NoTrafficFromMaglevFrontend fires if a specific Maglev frontend goes silent for ten minutes, where
silent here means less than 1.0 qps of traffic coming from it. This is distinct from a backend
going down: it means the maglev machine itself has stopped forwarding, which is a network event
(remember, it's always BGP!) rather than an application event.
NoTrafficToVIP fires if a VIP receives no traffic from any Maglev frontend. This would be pretty
bad, as l.ipng.ch is advertising the VIP via A/AAAA records (remember, it's always DNS!), so if
the VIP is not receiving any traffic from any Maglev source at all, that would be a fairly serious
situation that warrants a page.
Results
The [nginx-logtail] service has been running for about
three months now. Originally it used a literal file to tail the [Static CT Logs] as they
were being scraped by some abusive user. Using logfiles had a nice benefit of not needing any
changes to nginx at all, just a bunch of repeated access_log statements referring to the custom
log_format.
Then I added the [nginx-ipng-stats-plugin]] which has been running now for about four weeks in production, and gives a lot of very useful stats information. The [vpp-maglev] project is in pretty good shape, and has been running for about the same time (one month or so) as well.
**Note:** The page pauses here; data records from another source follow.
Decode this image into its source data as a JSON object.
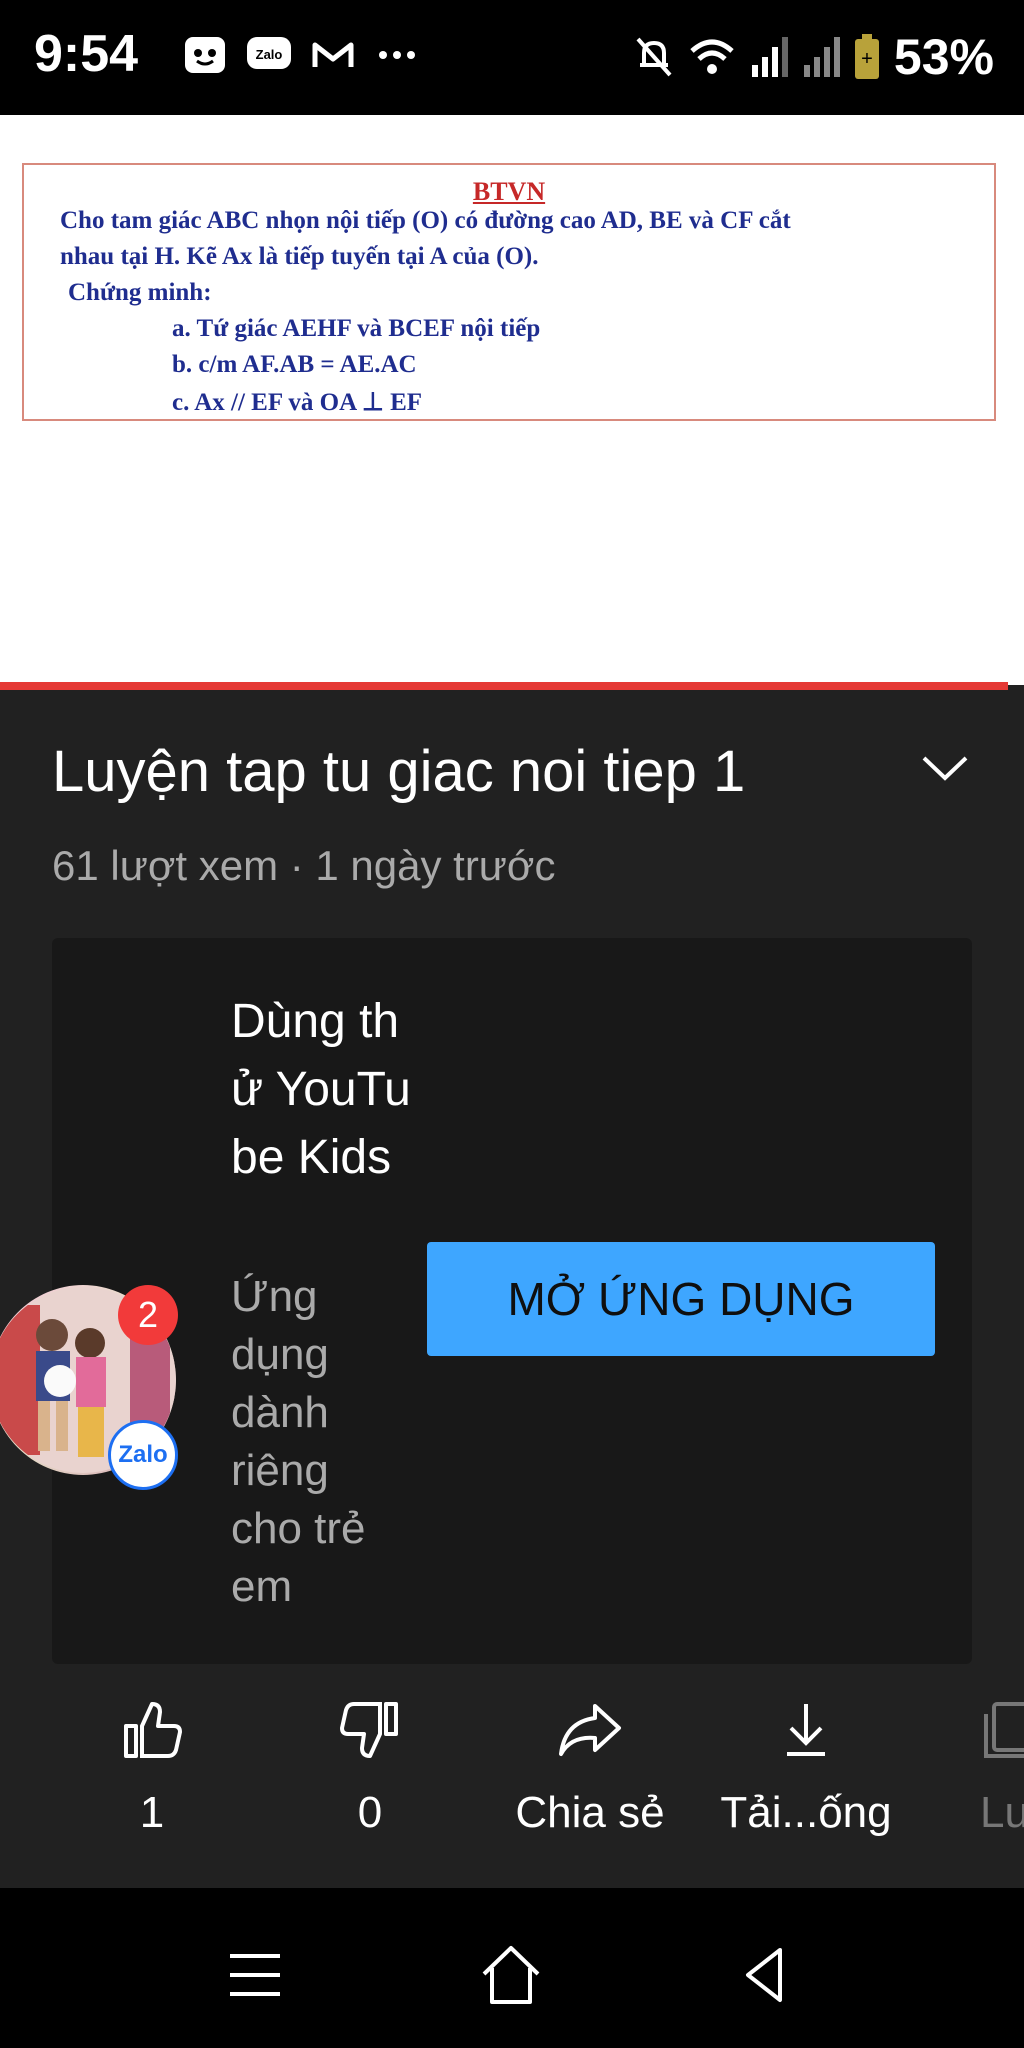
{
  "status_bar": {
    "time": "9:54",
    "left_icons": [
      "messenger-icon",
      "zalo-icon",
      "gmail-icon",
      "more-dots-icon"
    ],
    "right_icons": [
      "mute-bell-icon",
      "wifi-icon",
      "signal-icon",
      "signal-icon-2",
      "battery-icon"
    ],
    "battery": "53%"
  },
  "slide": {
    "title": "BTVN",
    "line1": "Cho tam giác ABC nhọn nội tiếp (O) có đường cao AD, BE và CF cắt",
    "line2": "nhau tại H. Kẽ Ax là tiếp tuyến tại A của (O).",
    "line3": "Chứng minh:",
    "item_a": "a. Tứ giác AEHF và BCEF nội tiếp",
    "item_b": "b. c/m  AF.AB = AE.AC",
    "item_c": "c. Ax // EF và OA ⊥ EF"
  },
  "video": {
    "title": "Luyện tap tu giac noi tiep 1",
    "meta": "61 lượt xem · 1 ngày trước"
  },
  "promo": {
    "title": "Dùng thử YouTube Kids",
    "description": "Ứng dụng dành riêng cho trẻ em",
    "button_label": "MỞ ỨNG DỤNG"
  },
  "chat_bubble": {
    "badge_count": "2",
    "app_label": "Zalo"
  },
  "actions": {
    "like_count": "1",
    "dislike_count": "0",
    "share_label": "Chia sẻ",
    "download_label": "Tải...ống",
    "save_label": "Lu"
  },
  "colors": {
    "accent_red": "#e53935",
    "button_blue": "#3ea6ff",
    "background": "#212121"
  }
}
On May 1st, we celebrated Labor day here in Switzerland. It seemed like an as good a day as any to
move all web properties at IPng Networks over to the l.ipng.ch VIPs, funneling all traffic through
redundantly announced Maglev instances into redundantly conneted nginx frontends. For about two
weeks now, things have been completely find - knock on wood - but it's safe to say IPng ❤️ Maglev.
What's Next
The VPP routers in AS8298 and also the nginx frontends all perform sflow sampling, using the
[[sFlow]({{< ref 2025-02-08-sflow-3 >}})] implementation I worked on last year. I'm pretty confident
that, given the sFlow packet data, and near real time logtail request data, I should be able to
detect abuse / ddos and other failure scenarios. I think my next project will be to create some form
of nginx plugin that allows me to rate limit or drop abusive client IP addresses programmatically,
based on these signals. Similarly, being able to feed (very) abusive IP prefixes into BGP Flowspec
and having them simply dropped at the VPP Maglev frontend (rather than forwarded to the nginx
frontends), sounds like another fun thing to toy with.
But for now, I'm content with the progress in IPng's web serving infrastructure.